In conclusion to this project I found that overall, I would like to analysis more of this data to look at trends that I noticed during my investigations. It was interesting to note that on Thursday the business only had one booking for dinner. At first, I was thinking that maybe they had a private booking for Dinner but looking at the results from my plots I can see that during this time the total bill cost was 18.78 dollars, and it would not be possible to book a restaurant privately without paying something to cover overheads. Maybe it was this a slow afternoon, if it is a regular occurrence this would not be financially beneficial to ignore this. If this was a regular occurrence maybe they could try some promotional ideas to try attracting customers. 
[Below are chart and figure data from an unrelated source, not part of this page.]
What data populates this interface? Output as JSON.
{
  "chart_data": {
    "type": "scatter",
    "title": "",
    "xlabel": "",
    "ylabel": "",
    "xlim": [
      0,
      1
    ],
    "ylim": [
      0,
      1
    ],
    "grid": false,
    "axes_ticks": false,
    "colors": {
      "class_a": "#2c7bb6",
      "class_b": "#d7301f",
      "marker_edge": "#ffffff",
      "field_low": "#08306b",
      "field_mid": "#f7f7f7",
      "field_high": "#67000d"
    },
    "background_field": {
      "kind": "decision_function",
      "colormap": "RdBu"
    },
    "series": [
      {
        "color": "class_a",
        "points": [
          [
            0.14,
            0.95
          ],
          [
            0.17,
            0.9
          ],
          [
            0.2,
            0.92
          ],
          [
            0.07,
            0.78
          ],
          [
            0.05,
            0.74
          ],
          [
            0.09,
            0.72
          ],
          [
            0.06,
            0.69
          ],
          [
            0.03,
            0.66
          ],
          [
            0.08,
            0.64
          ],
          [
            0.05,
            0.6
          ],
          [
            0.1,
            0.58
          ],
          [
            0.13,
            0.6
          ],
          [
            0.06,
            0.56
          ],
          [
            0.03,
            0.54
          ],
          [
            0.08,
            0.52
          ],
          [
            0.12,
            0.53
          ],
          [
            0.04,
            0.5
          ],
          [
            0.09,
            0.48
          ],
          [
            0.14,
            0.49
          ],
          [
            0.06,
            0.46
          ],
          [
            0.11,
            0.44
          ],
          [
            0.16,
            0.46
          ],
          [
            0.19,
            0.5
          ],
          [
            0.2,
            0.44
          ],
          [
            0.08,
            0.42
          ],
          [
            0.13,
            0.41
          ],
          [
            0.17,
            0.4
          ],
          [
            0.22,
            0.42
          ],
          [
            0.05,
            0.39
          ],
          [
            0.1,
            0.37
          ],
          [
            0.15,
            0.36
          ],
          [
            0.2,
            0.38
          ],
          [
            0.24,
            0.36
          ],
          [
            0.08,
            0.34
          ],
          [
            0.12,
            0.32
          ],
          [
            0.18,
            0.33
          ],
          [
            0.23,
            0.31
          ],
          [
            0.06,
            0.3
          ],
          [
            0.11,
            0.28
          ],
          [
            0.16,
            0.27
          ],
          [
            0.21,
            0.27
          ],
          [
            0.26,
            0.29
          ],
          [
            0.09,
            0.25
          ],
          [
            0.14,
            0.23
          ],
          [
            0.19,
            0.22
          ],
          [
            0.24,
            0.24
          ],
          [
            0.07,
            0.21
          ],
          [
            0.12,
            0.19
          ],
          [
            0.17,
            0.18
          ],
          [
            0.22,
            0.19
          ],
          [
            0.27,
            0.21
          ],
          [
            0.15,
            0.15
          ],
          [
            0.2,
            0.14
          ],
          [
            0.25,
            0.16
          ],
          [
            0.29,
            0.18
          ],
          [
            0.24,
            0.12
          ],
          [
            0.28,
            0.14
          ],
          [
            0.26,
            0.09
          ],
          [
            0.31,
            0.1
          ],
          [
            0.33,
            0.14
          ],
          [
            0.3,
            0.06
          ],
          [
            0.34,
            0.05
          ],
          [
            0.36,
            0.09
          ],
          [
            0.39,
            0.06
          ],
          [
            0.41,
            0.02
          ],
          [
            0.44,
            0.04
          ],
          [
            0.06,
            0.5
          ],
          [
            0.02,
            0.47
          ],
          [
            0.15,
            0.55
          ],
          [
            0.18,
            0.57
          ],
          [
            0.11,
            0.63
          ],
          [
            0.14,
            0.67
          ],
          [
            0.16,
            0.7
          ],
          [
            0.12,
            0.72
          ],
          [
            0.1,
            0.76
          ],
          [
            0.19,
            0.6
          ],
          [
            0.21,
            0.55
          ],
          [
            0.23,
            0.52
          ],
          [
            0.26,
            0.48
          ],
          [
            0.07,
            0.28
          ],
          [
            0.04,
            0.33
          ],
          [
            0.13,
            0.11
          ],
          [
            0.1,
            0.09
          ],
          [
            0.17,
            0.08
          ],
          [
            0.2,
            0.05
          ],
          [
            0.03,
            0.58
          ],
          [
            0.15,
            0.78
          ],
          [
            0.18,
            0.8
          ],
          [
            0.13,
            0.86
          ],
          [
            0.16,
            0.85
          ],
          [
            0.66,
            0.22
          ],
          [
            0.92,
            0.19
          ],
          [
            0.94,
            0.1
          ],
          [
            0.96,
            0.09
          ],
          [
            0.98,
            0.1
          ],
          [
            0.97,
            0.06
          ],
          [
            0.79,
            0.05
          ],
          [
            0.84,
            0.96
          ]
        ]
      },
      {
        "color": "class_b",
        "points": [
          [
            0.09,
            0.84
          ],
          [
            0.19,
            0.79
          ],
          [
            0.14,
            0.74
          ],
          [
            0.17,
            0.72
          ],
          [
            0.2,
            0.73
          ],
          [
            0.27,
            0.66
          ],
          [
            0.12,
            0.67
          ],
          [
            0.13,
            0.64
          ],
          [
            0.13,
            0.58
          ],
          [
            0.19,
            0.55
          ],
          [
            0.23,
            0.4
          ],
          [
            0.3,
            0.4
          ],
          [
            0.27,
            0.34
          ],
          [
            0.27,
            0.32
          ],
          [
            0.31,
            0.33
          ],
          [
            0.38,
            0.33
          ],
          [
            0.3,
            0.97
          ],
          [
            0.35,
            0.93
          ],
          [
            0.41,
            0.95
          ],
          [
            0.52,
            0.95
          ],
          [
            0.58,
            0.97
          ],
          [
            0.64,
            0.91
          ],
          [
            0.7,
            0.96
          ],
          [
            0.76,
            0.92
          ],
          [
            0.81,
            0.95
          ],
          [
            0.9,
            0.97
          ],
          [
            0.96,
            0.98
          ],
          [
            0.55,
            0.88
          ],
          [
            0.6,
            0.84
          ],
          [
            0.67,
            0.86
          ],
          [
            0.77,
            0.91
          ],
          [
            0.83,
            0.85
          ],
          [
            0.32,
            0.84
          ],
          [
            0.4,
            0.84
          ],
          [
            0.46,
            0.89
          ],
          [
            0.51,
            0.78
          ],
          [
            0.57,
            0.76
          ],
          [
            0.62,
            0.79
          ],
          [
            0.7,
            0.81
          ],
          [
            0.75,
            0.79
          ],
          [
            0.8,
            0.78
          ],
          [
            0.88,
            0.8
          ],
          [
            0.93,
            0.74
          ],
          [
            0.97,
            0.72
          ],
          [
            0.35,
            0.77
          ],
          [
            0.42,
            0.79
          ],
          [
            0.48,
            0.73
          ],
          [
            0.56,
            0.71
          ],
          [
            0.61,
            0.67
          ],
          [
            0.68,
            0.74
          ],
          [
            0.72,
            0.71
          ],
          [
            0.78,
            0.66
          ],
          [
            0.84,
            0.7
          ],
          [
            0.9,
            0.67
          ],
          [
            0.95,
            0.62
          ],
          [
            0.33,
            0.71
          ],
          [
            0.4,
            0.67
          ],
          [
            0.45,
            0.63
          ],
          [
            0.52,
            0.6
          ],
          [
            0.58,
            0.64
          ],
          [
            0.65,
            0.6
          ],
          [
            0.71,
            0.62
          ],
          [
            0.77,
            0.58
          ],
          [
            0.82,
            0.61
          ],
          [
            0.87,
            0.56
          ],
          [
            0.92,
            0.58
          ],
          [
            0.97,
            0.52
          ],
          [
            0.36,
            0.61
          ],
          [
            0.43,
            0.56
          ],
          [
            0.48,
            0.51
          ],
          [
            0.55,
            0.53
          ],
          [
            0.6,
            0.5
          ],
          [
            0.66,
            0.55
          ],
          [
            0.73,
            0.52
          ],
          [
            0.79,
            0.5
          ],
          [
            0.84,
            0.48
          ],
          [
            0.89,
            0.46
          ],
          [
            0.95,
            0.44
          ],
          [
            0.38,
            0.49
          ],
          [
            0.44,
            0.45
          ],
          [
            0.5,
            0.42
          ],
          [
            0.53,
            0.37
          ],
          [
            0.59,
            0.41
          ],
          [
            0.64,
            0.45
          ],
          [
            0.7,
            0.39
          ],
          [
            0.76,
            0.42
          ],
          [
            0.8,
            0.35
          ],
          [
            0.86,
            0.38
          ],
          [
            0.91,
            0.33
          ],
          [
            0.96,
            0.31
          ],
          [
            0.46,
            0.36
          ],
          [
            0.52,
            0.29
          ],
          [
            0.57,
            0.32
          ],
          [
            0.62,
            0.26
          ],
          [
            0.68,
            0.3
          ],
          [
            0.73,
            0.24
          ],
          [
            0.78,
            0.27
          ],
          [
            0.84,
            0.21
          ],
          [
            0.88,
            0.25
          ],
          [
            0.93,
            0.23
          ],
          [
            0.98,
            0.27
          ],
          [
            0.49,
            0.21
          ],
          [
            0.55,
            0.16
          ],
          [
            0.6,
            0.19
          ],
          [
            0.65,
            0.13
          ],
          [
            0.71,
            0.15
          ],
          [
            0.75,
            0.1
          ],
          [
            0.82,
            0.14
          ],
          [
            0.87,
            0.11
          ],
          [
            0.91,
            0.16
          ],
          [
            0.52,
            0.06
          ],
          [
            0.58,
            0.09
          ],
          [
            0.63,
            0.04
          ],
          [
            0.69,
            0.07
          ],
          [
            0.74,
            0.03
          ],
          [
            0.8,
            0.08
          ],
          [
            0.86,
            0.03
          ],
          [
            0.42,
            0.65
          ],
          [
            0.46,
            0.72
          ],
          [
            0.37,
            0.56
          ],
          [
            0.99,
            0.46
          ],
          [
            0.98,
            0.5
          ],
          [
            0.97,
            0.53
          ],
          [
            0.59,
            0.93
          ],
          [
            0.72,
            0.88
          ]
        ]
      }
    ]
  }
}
Friday was a busy day because they had customers for both Lunch and Dinner but the overall total bill of 325.88 dollars was very low compared to the other days. Saturday and Sunday as expected would be the busiest day. During my investigation I noticed that they did not record any customers during Lunch on both days. Wonder was the restaurant closed in the morning and maybe opened later Saturday and Sunday when the footfall would be higher. With regards to the staff working they days, the tip percentage averaged between fourteen and sixteen dollars over all days with Saturday generating the highest number of tips that was 260.40 dollars. 

From my finding we can see that the restaurant had 157 Male and 87 Female customers (244 total). From the total of 244 customers they had 60 male smokers and 33 female smokers. The total tips received from smokers was higher from men but this can be expected as the amount of male smokes was almost double. The total amount of smokers (Male and Female) was 93 while the total amount of non smokers(Male and Female) was 152 and we can see that the total amount of tips was higher from non smokers but this would be expected as more customers did not smoke. I have broken down each day into different regression plots and we can see that in most cases the tip increases when the total bill is higher.